The Range

The Waiting Is the Hardest Part

If there's one thing that's keeping The Range from taking our once-regular trips to the Mexican beaches of Rocky Point, it's that miserable two hours we have to spend waiting to get back into the United States if we come back on a Sunday. Crawling along for those last couple of miles with a sunburn on our backs and sand in our shorts is a total buzzkill.

The U.S. Customs and Border Protection announced last week they were going to do their best to make it easier on us by shunting folks driving those darn RVs and trucks hauling trailers--loaded with boats and ATVs--into their own special lane for special attention at the Lukeville border crossing. We're not sure that's going to make a big difference, but we'll let you know how it works out the next time we make the trip. Though we'll probably try to come home on Tuesday, anyway.
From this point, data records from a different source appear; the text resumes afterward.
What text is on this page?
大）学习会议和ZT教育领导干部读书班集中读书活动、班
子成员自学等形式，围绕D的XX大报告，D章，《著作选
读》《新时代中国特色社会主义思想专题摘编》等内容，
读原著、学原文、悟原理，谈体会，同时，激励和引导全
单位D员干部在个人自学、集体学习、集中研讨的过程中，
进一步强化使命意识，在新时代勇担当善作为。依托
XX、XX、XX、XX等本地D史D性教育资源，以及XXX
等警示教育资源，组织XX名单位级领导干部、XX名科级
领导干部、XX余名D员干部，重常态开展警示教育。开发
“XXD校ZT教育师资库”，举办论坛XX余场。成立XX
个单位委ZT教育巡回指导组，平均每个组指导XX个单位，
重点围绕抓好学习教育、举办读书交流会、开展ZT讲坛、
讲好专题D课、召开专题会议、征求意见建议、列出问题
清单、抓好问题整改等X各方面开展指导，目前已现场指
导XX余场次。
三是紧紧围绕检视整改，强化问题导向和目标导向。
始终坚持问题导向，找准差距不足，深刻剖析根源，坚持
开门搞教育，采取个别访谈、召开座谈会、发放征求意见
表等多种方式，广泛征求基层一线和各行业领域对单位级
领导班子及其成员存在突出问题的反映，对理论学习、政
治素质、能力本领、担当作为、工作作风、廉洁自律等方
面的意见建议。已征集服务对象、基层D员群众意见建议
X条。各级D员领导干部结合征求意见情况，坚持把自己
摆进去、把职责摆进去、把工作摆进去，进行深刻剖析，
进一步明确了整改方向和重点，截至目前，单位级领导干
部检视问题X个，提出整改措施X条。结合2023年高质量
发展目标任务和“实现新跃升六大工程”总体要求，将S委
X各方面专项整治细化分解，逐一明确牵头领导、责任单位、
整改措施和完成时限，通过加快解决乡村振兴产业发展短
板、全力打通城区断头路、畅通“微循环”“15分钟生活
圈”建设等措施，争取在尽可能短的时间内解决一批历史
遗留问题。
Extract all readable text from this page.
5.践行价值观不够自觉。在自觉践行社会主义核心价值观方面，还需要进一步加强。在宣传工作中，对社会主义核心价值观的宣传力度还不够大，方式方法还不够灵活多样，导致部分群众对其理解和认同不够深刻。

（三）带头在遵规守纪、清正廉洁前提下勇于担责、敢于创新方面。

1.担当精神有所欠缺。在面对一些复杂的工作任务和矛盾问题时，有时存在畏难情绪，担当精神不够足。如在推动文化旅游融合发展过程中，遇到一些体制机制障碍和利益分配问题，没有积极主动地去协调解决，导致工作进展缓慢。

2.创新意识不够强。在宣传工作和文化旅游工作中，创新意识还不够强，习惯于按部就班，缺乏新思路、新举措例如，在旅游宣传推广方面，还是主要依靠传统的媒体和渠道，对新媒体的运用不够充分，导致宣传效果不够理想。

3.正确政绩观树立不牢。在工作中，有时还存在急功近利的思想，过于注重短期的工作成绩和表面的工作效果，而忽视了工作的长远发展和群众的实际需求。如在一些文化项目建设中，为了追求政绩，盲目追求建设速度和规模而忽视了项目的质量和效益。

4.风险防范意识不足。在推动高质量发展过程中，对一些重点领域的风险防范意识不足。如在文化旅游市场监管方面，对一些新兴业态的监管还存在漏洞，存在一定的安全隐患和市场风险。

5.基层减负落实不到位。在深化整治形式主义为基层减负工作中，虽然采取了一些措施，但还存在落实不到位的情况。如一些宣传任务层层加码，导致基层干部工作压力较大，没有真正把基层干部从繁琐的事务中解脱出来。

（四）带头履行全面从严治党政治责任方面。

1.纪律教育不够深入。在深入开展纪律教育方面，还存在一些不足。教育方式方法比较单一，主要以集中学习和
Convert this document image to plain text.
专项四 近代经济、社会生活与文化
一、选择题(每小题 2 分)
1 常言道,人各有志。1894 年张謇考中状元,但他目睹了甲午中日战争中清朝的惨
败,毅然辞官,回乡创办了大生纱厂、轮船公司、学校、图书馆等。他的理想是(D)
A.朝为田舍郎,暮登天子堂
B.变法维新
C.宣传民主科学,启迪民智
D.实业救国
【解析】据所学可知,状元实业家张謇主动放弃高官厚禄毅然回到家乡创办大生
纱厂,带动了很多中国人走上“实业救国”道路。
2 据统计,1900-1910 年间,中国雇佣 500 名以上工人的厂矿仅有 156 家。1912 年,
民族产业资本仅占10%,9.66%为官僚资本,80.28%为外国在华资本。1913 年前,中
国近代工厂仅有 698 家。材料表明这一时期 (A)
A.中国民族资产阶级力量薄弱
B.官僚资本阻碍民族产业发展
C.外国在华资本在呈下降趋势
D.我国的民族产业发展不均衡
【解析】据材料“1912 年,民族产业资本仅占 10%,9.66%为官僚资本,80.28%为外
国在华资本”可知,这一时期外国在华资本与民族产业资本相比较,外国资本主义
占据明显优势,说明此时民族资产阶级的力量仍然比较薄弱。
If you think the fustercluck at the Lukeville port of entry is bad, just wait until you see a federal courthouse on Monday mornings. Homeland Security officials announced last week that they were going to detain everyone busted for illegally crossing the border for at least two weeks and as long as six months. No word yet on where they're going to find the detention space, judges, federal marshals and other support staff to pull off that feat. Maybe they'll just quit bothering with court appearances and stick 'em all in a tent city.

Risky Business

Congresswoman Gabrielle Giffords promised to defend the town of Marana against the mapping bureaucracy of the Federal Emergency Management Agency, which wants to designate a big chunk of the rapidly developing town as floodplain. If the agency proceeds as planned, Marana residents would be forced to purchase flood insurance. Giffords, who complained that the agency wasn't taking into account levee-like structures such as railroad tracks and the CAP canal that could prevent flooding, said she would push for an administrative or legislative solution.

In other FEMA news: The agency was so excited about its response to the California wildfires that it held a fake press conference last week in which FEMA employees posed as reporters, tossing softball questions to FEMA Deputy Director Harvey Johnson and getting back answers like: "I'm very happy with FEMA's response."

Homeland Security spokeswoman Laura Keehner called the dog-and-pony show "offensive and inexcusable," and White House spokeswoman Dana Perino called it an "error in judgment" that would not be repeated.

Worm-on-Worm Action

Researchers at the University of Utah successfully altered the DNA of female worms, turning them into lesbian nematodes attracted to other female nematodes, according to The Associated Press. The discovery was hailed as a major breakthrough for wormophiliacs, who had grown bored watching the same old boy-girl worm action.

In other odd news: NASA agreed to search for files related to whether the space agency was involved in the recovery of an extraterrestrial craft from the woods near Kecksburg, Pa., in 1965, according to the AP. A New York City reporter has requested any information related to an acorn-shaped object the size of a Volkswagen bus that witnesses say was carted off after a strange object streaked through the sky and crashed in the woods.

Air Ball

Hey! A win for the UA football team! A new UA single-game passing record set by quarterback Willie Tuitama! Tuitama named offensive Pac-10 player of the week! Kick returner Mike Thomas named special teams Pac-10 player of the week! What kind of bizarro universe are we suddenly living in?

The Wildcats beat the Washington Huskies 48-41 after a 22-point comeback in the fourth quarter. Is this the big turnaround we've been waiting for? Find out when the Cats take on the UCLA Bruins at home this weekend. Kickoff: 12:30 p.m.

I'm a Journalist, Not a Doctor!

The Range mistakenly referred to MRSA, the superbug that's running through more of our schools this week, as a virus rather than a bacteria last week. We apologize to viruses who were offended by our error.